Sam Leathes è un bimbo inglese di 5 anni che si trovava in vacanza in Sudafrica insieme alla sua famiglia. Il piccolo è stato protagonista di una disavventura terribile che solo per miracolo non si è trasformata in tragedia vera e propria. Di certo la paura è stata tanta sia per lui che per la mamma che ora vuole mettere in guardia tutti gli altri genitori. Sam era nella piscina con idromassaggio insieme alla mamma Lucinda e al fratello maggiore Alfie, quando ad un certo punto ha deciso di immergersi sotto le bolle.
In un attimo quello che era solo un gioco innocente è diventato un dramma. La donna racconta quello che stava accadendo sotto i suoi occhi: “Vedevo i suoi pantaloncini bianchi e blu sotto l’acqua e ho cerato di tirarlo su tirandolo per le braccia. Era come cercare di sollevare un blocco di cemento. Ho capito che la situazione era grave, davvero, e ho gridato per chiedere aiuto. In un primo momento ho pensato che fosse rimasto incastrato, non riuscivamo a vedere bene con tutte quelle bolle, poi quando in due hanno cercato di tirarlo su ho capito che era finito nello scarico”.

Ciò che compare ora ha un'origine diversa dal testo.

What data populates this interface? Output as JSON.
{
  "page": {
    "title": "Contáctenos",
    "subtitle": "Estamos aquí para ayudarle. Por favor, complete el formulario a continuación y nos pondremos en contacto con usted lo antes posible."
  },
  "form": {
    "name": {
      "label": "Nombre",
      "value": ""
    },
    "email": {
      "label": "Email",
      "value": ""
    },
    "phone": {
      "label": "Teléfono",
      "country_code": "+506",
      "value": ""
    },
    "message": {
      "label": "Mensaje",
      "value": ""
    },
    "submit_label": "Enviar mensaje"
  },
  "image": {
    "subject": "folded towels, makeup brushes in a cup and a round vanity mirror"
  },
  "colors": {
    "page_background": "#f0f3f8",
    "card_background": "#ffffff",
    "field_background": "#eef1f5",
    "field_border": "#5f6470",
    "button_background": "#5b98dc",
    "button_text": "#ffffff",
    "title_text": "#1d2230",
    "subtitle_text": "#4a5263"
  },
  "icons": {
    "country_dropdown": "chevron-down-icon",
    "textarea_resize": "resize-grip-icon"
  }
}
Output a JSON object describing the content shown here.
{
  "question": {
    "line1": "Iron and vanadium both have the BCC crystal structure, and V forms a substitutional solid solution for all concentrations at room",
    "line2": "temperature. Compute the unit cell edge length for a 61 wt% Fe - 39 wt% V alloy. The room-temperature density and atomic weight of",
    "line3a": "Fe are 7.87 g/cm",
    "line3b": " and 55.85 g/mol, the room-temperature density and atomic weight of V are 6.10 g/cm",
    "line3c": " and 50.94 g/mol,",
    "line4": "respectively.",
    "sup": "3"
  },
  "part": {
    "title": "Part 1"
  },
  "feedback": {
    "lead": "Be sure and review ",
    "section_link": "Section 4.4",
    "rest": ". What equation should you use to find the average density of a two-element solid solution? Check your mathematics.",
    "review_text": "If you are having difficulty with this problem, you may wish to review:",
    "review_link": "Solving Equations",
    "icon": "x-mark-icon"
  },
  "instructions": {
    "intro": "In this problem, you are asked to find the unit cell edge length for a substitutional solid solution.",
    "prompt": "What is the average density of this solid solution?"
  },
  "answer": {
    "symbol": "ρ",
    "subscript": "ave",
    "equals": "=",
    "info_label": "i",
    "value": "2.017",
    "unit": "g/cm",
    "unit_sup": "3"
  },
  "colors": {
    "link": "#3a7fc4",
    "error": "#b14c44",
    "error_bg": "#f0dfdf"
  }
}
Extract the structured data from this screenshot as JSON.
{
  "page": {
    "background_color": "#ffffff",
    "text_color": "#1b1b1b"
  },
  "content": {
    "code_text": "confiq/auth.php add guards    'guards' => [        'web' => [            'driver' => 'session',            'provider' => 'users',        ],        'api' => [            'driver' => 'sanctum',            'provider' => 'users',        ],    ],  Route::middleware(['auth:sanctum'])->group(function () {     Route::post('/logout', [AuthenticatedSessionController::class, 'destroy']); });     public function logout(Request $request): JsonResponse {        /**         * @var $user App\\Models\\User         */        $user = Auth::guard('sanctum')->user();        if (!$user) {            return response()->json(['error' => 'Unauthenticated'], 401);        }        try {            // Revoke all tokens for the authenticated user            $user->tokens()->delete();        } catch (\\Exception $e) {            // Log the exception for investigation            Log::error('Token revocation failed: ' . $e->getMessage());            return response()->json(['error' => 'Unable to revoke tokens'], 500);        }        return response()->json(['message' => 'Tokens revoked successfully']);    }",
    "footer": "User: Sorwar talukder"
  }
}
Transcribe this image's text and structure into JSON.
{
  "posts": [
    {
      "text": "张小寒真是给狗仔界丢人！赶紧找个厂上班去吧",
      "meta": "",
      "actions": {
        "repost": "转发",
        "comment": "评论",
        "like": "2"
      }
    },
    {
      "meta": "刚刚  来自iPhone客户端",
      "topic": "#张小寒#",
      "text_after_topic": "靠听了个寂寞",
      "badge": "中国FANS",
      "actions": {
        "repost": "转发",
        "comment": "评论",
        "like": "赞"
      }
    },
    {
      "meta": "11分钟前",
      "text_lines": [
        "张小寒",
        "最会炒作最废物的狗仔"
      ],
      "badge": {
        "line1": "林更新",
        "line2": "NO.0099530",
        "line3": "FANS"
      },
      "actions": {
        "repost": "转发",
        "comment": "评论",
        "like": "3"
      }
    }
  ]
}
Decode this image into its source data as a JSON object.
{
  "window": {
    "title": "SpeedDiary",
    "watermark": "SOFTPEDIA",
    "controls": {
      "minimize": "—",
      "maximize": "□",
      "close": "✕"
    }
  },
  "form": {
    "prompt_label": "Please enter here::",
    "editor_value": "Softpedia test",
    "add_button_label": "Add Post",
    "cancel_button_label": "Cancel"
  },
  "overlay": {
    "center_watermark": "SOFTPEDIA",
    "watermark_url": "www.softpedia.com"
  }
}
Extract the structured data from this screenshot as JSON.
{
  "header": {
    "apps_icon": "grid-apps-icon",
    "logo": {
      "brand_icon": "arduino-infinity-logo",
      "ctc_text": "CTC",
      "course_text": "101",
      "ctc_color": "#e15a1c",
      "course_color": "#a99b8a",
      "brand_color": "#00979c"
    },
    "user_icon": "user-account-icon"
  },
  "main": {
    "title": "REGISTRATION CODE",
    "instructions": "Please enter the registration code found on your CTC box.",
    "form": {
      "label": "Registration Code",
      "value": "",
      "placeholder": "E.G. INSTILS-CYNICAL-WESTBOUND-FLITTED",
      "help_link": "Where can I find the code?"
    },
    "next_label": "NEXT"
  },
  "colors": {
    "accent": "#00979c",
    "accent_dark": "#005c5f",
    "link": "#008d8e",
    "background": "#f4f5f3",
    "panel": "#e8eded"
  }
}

Il piccolo si era avvicinato troppo allo scarico ed era stato letteralmente risucchiato mentre la pressione dell’acqua contribuiva a tenerlo lì sotto schiacciato contro la griglia. Ferito gravemente alla pancia e privo di conoscenza, il bambino è stato poi finalmente tratto in salvo e soccorso immediatamente dallo zio medico. La mamma ci tiene a mettere tutti in guardia su questo pericolo che potrebbe essere sottovalutato se non del tutto ignorato e ammette anche una propria leggerezza: “Quella vasca era piccola e profonda e anche se sapevo che era vietata ai minori di 16 anni ho pensato che fosse solo a causa del calore o dei batteri. Io ero sempre vicino a Sam, credevo fosse al sicuro. Non avrei mai pensato che quei tubi fossero un pericolo”.